In this context, anonymity is less significant for what it conceals than for what it reveals: self-effacement orients the DJ in supplication to tradition—the music’s more important than they are, as individuals. Only Stingray’s eyes were visible from his balaclava. They were focused exclusively on the decks and barely once looked up at the crowd throughout the duration of his set, a fitting illustration of the purist mentality of techno producers. When asked about his preference for keeping a low profile, Stinson once remarked: “dance music is about the people who listen to it,” as if bequeathing his music to his fans. The intangibility of the world that he helped produce was matched by the somewhat incorporeal identity he cultivated, although it is arguably better to think of Drexciya—the world, not the band—as something that exists within, as a liberated, somewhat dreamy state of mind.

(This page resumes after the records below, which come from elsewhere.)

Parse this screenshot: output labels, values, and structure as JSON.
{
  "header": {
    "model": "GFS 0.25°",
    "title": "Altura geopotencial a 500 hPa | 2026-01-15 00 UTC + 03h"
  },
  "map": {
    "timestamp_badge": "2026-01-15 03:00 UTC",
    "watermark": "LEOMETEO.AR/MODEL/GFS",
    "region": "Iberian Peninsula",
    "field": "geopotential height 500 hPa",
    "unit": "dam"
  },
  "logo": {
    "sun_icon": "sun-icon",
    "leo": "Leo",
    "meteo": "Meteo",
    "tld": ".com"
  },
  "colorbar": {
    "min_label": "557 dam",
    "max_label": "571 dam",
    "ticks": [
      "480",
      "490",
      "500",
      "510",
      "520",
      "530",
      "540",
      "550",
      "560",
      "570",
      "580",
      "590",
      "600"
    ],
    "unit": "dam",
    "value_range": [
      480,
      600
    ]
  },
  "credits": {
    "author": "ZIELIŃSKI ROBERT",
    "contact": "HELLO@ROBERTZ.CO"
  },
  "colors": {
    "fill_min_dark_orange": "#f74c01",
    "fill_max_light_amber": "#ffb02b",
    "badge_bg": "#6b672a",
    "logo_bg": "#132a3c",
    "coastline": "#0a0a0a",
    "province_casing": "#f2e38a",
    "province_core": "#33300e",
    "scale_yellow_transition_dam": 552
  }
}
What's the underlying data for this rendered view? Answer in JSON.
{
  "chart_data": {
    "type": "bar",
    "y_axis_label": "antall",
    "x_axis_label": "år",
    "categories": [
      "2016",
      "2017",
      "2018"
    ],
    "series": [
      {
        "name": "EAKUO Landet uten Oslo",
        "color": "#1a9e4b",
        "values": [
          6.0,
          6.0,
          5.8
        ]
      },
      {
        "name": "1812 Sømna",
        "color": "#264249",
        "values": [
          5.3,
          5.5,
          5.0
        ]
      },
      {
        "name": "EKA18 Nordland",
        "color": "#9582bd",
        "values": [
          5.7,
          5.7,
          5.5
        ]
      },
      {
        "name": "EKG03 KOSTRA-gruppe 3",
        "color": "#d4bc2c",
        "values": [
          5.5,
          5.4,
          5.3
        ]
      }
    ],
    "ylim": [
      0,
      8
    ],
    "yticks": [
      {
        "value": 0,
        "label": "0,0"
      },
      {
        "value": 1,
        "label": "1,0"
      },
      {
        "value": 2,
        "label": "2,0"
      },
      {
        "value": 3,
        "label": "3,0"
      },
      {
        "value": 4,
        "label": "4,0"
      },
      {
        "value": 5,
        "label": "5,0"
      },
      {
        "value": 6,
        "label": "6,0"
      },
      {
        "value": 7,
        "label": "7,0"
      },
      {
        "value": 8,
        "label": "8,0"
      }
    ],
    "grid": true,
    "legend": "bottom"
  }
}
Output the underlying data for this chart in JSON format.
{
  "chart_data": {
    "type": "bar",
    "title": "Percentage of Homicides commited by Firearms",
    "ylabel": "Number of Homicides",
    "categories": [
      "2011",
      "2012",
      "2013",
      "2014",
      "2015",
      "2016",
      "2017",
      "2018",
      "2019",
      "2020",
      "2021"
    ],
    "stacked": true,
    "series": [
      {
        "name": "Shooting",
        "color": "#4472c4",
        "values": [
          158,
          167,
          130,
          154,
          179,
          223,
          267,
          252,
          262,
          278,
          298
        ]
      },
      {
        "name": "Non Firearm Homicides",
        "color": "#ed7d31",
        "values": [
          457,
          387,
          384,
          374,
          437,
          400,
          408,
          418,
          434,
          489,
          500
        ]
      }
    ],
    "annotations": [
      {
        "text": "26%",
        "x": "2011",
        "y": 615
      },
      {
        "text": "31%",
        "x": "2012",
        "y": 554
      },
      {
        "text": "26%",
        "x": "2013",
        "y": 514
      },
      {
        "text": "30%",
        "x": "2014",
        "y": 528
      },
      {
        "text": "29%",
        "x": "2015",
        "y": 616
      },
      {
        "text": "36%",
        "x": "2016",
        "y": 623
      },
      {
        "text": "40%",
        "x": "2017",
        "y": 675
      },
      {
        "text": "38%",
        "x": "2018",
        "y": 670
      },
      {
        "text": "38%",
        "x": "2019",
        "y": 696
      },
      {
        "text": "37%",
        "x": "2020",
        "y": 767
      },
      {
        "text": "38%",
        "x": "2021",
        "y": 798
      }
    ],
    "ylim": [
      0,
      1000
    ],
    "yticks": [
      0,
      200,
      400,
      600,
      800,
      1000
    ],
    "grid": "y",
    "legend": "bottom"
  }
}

Stinson never made enough money from producing to support himself exclusively as a musician. Throughout his time in Drexciya he worked as a truck driver, driving long routes across America that gave him time to think. The product of those meditative journeys—you could call them domestic migrations—was one of the most astonishing and ambitious musical projects in the history of dance music. In one of his final interviews, given on Detroit radio station WDET in May 2002, months before he died, Stinson was characteristically upbeat. He was looking forward to leaving Detroit and visiting Atlanta, Georgia, a city referred to as “the new land of Atlantis.”